Ну вот это уже лучше. Когда Пауков перестал изображать из себя доброго дядюшку, стало легче понимать ситуацию. Я решила не доводить человека до крайности, к которой он уже был готов перейти, если бы я и дальше продолжала из себя изображать партизана в застенках гестапо. Вложив в голос сожаление на какое только была способна в данный момент, я промяукала:
– Мне искренне жаль, что вашего сына постигла такая участь. Но, увы, я не была свидетелем того, что с ним случилось. И знакомство-то наше таковым можно назвать с большим трудом. Виделись всего пару раз, и то, он больше молчал. А я общалась в основном с руководителем экспедиции, Панкратовым. Слышала, что он умер от разрыва сердца. Жаль, умный был мужчина. А вот о случившемся знаю только предысторию, которую могу вам поведать. Но, хочу вас предупредить, не ждите от меня слишком многого. Все что я знаю, я знаю от других людей. В основном, от милиционеров, которые занимались… – Я замялась, чуть не брякнув «беготней по тайге за вашим сыном». Но тут же нашлась, как выкрутиться. – От тех, кто занимался этой историей. – И я скорбно поджала губы, изобразив печаль из-за участи Паукова-младшего в частности и всей экспедиции в целом.

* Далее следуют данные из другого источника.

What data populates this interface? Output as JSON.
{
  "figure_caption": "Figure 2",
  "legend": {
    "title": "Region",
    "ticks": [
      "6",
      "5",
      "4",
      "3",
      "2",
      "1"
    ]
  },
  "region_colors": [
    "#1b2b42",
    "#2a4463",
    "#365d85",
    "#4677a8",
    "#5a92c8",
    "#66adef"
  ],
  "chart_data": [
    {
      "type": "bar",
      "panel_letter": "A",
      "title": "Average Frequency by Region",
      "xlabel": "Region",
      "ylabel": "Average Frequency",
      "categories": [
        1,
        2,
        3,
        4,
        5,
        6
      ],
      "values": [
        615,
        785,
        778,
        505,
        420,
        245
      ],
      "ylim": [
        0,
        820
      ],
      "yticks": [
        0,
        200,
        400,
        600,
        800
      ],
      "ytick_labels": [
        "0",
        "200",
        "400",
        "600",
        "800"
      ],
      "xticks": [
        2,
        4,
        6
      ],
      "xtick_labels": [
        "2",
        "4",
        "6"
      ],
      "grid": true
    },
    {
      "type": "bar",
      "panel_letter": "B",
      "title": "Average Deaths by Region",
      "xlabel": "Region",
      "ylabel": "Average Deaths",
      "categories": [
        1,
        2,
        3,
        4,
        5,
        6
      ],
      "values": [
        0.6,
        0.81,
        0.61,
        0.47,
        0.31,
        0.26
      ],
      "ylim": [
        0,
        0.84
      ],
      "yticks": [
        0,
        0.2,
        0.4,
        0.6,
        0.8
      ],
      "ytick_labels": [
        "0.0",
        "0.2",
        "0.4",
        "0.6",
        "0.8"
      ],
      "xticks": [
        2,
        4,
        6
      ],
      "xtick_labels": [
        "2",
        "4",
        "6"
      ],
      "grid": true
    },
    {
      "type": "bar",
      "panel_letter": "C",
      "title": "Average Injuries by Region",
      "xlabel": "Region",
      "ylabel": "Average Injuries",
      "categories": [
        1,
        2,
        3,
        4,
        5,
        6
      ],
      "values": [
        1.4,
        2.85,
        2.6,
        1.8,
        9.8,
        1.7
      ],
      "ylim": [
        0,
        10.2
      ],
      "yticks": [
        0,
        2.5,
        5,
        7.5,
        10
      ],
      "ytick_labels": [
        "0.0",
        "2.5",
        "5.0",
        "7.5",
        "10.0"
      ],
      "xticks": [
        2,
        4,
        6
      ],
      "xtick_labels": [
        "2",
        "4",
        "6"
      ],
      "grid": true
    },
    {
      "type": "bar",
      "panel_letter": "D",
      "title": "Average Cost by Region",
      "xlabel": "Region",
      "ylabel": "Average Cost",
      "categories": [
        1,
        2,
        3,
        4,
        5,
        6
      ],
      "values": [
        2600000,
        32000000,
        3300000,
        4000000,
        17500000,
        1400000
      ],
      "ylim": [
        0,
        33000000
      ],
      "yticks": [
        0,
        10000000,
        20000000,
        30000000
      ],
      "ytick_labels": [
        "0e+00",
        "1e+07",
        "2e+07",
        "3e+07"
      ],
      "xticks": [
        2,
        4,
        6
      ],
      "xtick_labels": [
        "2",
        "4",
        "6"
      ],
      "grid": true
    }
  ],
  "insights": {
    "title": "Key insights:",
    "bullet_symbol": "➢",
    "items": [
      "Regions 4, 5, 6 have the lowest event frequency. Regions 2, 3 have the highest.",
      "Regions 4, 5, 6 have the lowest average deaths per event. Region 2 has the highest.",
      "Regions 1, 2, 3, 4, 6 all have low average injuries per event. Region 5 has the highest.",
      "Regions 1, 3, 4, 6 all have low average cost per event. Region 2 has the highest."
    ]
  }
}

Вид я при этом имела весьма искренний, а глаза честными. Виктор Анатольевич глянул на меня из-под очков, справедливо почувствовав легкую издевку с моей стороны. Но я сидела скромной мышкой, сложив ладошки на коленях и, не глядя в глаза хозяина кабинета, скорбно вздыхала. Хотела, было, выдавить слезу, но решила, что это будет уже перебор. И просто, еще раз тяжело вздохнула. Все еще, подозрительно глядя на меня, Пауков-старший, пробурчал:
– Рассказывайте, все, что знаете… Мне нужна сейчас любая информация.
Осторожно подбирая слова, я приступила. Рассказ выглядел вполне правдиво. По сути, он таковым и был, если бы говорил любой человек, скажем, из моей бригады. И звучал он, примерно, как реплика героя Семен Семеныча, из классического кинофильма «Бриллиантовая рука». «Шел, поскользнулся, упал, потерял сознание, очнулся – гипс». Мой рассказ особой заинтересованности у слушателя не вызвал, и я решила слегка разнообразить его, впрочем, не прибавив ничего нового к выданной информации, кроме одного – «стремления быть полезной безутешному отцу».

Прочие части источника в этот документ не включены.